钴掺杂氧化铈纳米粒子电催化性能研究

氧化铈的电子导电性较低、氧空位数量少, 难以单独用作为电催化剂。但是掺杂过渡金属或非金属元素可以提高氧化铈的CO催化能力, 同时在氧化物中掺杂钴可有效提高材料的电催化能力, 因此本工作开展了对钴掺杂的氧化铈电催化性能的研究。采用均相沉淀法制备了钴掺杂的氧化铈纳米粒子, 电化学测试发现当钴掺杂比例为20mol%时, 氧化铈纳米粒子对氧气还原反应(ORR)和氧气析出反应(OER)的综合催化能力最强。经过10 h的长时间催化作用, ORR、OER过程中的电流密度分别下降了20%、5%左右, 远优于贵金属和未掺杂氧化铈纳米粒子催化剂, 显示出良好的催化稳定性。拉曼光谱、阻抗图及XPS谱图等的测试分析表明钴掺杂后材料的电荷转移阻抗降低(电子导电性的提高)、氧活性物种和氧空位增加是氧化铈催化性能提高的主要原因。本工作通过钴掺杂大幅度提高了氧化铈的电催化性能, 同时为其它离子导体作为双功能电催化剂的使用提供了借鉴。

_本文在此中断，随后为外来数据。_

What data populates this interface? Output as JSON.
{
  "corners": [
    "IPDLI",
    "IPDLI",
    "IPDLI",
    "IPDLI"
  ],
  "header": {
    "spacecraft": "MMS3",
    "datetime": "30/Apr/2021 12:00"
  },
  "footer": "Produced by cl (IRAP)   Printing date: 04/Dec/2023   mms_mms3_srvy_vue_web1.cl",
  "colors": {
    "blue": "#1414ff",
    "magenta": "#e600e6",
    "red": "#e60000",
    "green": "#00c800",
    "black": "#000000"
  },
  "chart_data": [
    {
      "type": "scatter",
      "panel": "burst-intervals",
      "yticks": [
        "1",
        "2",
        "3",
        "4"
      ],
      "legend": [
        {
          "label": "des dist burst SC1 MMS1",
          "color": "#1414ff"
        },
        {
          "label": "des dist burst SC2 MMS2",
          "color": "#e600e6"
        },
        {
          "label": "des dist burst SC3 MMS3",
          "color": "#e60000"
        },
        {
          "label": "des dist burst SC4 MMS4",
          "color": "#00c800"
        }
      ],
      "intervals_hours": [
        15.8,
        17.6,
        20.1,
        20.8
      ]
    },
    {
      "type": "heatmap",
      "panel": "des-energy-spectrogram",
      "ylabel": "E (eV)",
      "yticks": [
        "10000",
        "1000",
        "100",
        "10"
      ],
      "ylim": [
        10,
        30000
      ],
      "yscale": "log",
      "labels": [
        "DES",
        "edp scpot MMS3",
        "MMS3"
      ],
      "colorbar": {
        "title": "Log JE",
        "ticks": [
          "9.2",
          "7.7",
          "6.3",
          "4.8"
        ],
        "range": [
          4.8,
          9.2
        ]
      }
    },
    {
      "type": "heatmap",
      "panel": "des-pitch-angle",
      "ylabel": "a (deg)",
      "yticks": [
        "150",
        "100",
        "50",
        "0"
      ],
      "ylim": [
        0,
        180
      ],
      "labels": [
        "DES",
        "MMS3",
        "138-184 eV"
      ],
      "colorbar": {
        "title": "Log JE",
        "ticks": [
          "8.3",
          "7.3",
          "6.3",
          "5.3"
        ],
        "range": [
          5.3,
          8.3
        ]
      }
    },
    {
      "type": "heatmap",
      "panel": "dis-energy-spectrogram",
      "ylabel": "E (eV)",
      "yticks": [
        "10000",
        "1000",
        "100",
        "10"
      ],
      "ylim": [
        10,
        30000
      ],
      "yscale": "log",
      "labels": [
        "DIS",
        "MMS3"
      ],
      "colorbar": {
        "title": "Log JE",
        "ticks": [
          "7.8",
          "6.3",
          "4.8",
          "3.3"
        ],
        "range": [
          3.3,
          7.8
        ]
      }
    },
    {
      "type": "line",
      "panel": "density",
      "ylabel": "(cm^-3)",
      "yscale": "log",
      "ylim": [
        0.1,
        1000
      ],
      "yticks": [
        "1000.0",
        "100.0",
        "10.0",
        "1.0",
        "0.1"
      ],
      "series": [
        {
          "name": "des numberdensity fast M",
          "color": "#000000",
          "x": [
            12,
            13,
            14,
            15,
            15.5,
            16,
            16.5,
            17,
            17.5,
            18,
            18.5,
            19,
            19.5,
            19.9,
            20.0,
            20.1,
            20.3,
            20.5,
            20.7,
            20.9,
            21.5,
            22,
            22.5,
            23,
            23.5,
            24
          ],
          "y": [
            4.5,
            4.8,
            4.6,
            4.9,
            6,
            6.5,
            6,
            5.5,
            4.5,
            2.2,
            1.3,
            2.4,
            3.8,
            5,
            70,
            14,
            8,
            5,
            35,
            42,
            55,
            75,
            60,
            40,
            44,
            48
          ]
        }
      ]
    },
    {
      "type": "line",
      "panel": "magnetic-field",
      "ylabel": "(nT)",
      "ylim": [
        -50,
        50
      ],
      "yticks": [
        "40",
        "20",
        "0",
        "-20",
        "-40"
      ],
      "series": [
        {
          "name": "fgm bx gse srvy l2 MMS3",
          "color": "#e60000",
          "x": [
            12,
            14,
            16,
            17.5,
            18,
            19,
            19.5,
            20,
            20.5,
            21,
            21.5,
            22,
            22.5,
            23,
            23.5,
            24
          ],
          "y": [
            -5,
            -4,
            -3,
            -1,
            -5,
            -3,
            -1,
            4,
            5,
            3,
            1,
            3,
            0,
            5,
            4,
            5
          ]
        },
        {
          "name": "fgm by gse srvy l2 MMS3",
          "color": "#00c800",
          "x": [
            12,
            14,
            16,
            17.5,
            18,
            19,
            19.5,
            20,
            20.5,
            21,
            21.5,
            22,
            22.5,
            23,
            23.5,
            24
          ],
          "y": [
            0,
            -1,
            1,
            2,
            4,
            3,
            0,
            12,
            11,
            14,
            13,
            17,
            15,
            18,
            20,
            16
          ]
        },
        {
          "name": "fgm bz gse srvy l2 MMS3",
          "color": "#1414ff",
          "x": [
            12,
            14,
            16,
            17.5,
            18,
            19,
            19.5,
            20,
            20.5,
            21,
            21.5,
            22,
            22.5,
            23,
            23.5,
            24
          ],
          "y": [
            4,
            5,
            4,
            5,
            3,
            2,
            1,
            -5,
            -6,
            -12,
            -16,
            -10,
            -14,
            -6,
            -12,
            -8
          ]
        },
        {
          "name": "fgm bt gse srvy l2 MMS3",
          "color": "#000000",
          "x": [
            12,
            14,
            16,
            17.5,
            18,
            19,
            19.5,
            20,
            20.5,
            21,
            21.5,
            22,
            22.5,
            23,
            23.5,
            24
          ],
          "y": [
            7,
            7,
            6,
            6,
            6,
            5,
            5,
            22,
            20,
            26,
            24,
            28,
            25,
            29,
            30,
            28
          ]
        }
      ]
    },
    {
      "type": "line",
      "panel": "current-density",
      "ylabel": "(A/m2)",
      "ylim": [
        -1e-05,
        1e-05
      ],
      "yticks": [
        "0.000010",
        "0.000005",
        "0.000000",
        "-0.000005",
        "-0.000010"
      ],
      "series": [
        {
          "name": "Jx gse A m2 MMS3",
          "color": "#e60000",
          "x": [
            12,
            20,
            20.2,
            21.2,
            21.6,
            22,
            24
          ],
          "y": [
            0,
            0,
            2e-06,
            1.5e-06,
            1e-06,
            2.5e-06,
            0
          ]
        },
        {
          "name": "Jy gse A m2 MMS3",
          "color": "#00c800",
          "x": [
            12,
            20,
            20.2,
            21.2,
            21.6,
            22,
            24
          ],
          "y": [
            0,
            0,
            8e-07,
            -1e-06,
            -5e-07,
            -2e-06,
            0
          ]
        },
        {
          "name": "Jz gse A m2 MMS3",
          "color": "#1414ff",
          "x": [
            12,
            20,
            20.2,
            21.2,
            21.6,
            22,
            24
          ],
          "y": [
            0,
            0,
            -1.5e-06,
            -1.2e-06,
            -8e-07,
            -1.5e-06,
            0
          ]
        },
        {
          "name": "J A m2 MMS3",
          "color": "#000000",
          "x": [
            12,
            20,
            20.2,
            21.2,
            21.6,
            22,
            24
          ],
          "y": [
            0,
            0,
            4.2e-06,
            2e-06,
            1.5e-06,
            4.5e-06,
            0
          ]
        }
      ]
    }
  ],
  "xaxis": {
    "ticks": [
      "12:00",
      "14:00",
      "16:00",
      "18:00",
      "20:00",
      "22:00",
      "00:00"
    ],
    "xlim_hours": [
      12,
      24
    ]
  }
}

Electrocatalytic Activity of Cobalt Doped Ceria Nanoparticles

It is very difficult for single ceria to be used as an electrocatalyst because of its relatively poor electron conductivity and rare number of oxygen vacancy. Recently, it has been studied in the field of CO catalysis by doping transition metallic or non-metallic elements to improve the catalytic ability of ceria, while recent research has demonstrated that many oxides containing cobalt display better electrocatalytic activity. In this study cobalt doped ceria nanoparticles were prepared by homogeneous precipitation method. The electrochemical tests show that the optimum doping molar ratio is 20mol% for ORR and OER catalytic effect. After 10 hours of catalysis, the current density of ORR and OER decrease by about 20% and 5%, respectively, far below the corresponding values when noble metal and undoped cerium oxide nanoparticles were used as catalysts, and it indicated that the prepared catalyst owns good catalytic stability. In addition, XPS and other tests show that the decrease of charge transfer impedance (the improvement of electronic conductivity), the increase of active oxygen species, and the increased oxygen vacancies after doping are main reasons for improved catalytic performance. Therefore, doping cobalt greatly enhanced electrocatalytic properties of ceria nanoparticles are greatly enhanced by doping cobalt, providing guidence for other ionic conductors employed as bifunctional electrocatalysts.